Она стояла на коленях среди цветов в вылинявшем синем платье, и он подумал, какая же она красивая, чистая, невинная. Благодарность переполнила его сердце.
– Вы всегда были добры ко мне, – продолжила она. – Так я смогу вас отблагодарить.
И потом, в течение нескольких месяцев, она помогала ему в перерывах на ленч. Она многое знала в цветочном бизнесе и могла мгновенно просуммировать цены, назвав точную стоимость всего букета. Однажды, когда их руки случайно соприкоснулись, они оба отдернули их, густо покраснев. Скауты обвиняли его в том, что он влюбился, и в очередном походе только и делали, что подшучивали над ним, но Артур не обращал на это внимания и, как и прежде, с удовольствием пел у костра.

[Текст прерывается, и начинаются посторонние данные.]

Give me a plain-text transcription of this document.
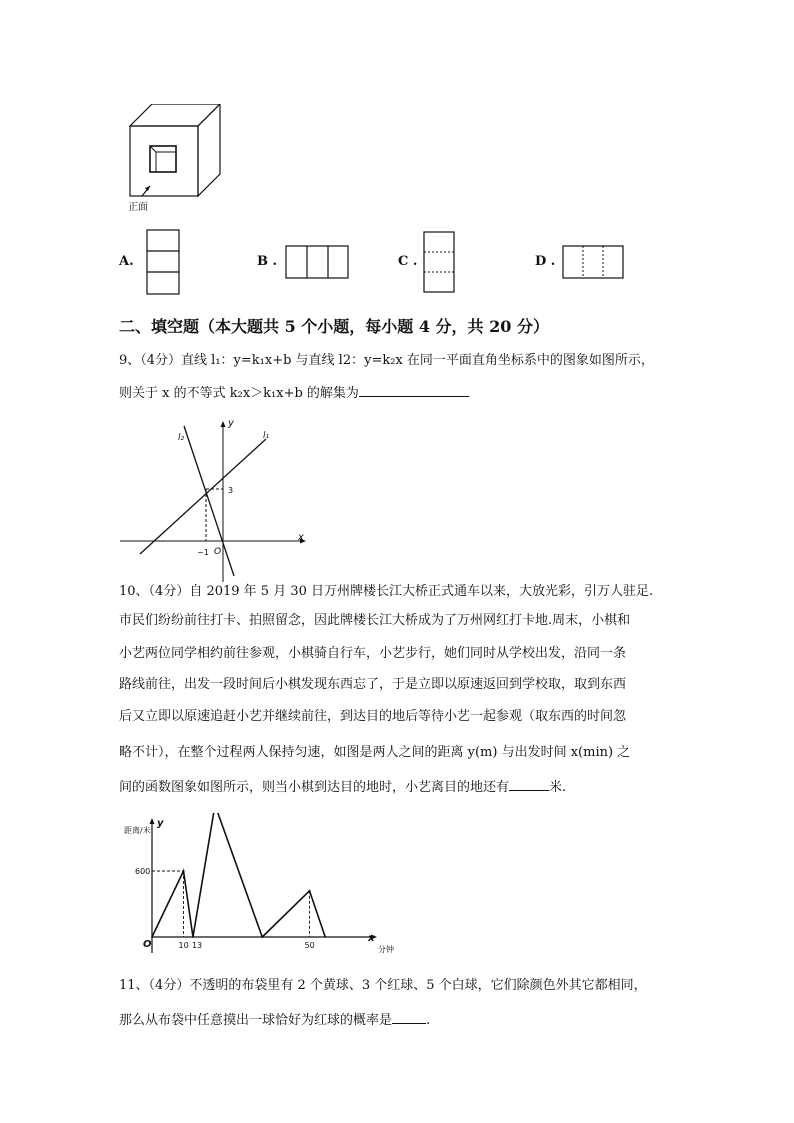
正面
A.	B .	C .	D .
二、填空题（本大题共 5 个小题，每小题 4 分，共 20 分）
9、（4分）直线 l₁：y=k₁x+b 与直线 l2：y=k₂x 在同一平面直角坐标系中的图象如图所示，
则关于 x 的不等式 k₂x＞k₁x+b 的解集为
y
x
O
l₂	l₁
3
−1
10、（4分）自 2019 年 5 月 30 日万州牌楼长江大桥正式通车以来，大放光彩，引万人驻足.
市民们纷纷前往打卡、拍照留念，因此牌楼长江大桥成为了万州网红打卡地.周末，小棋和
小艺两位同学相约前往参观，小棋骑自行车，小艺步行，她们同时从学校出发，沿同一条
路线前往，出发一段时间后小棋发现东西忘了，于是立即以原速返回到学校取，取到东西
后又立即以原速追赶小艺并继续前往，到达目的地后等待小艺一起参观（取东西的时间忽
略不计），在整个过程两人保持匀速，如图是两人之间的距离 y(m) 与出发时间 x(min) 之
间的函数图象如图所示，则当小棋到达目的地时，小艺离目的地还有	米.
y
x
O
距离/米
分钟
10 13	50
600
11、（4分）不透明的布袋里有 2 个黄球、3 个红球、5 个白球，它们除颜色外其它都相同，
那么从布袋中任意摸出一球恰好为红球的概率是	.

Его матери Элайза Беттл не нравилась.
– Она старается прокрасться в твое сердце, – заявила она, когда он наконец-то рассказал о девушке, которая помогает ему несколько месяцев, и которую он хотел бы пригласить домой на чай. Матери Артура нравилось держать все под контролем, а кроме того, она прочила ему в жены Моди Харпер. Отцу Моди, живой и веселой девчушки, принадлежала обувная мастерская, где шили на заказ высококачественную обувь, так что семья жила в достатке. И как она сказала Коре: «Сапожник – это тебе не мясник…» Именно этого Артуру и недоставало. Живой и веселой спутницы жизни. Так что на чай пришла Моди. Свахи из миссис Смарт не получилось. Артур или молчал и мял руками скатерть, или говорил исключительно о своем бизнесе.
– Я слышала, вы увлекаетесь резьбой по дереву, Артур? – спросила Моди и улыбнулась, чтобы продемонстрировать очаровательные ямочки на щечках.
– Нет, – ответил он, уставившись в стол. – С резьбой я завязал.
Моди начала проявлять нетерпение. Она хотела перспективного мужа, но Артур ей быстро наскучил. Когда они пошли на прогулку, она остановилась около низко наклонившейся ветви и повернулась к нему, всем своим видом показывая, что готова к поцелую, он поднырнул под ветвь и двинулся дальше, указывая на маки, с которыми, по его словам, ни один цветок не мог сравниться по интенсивности красного.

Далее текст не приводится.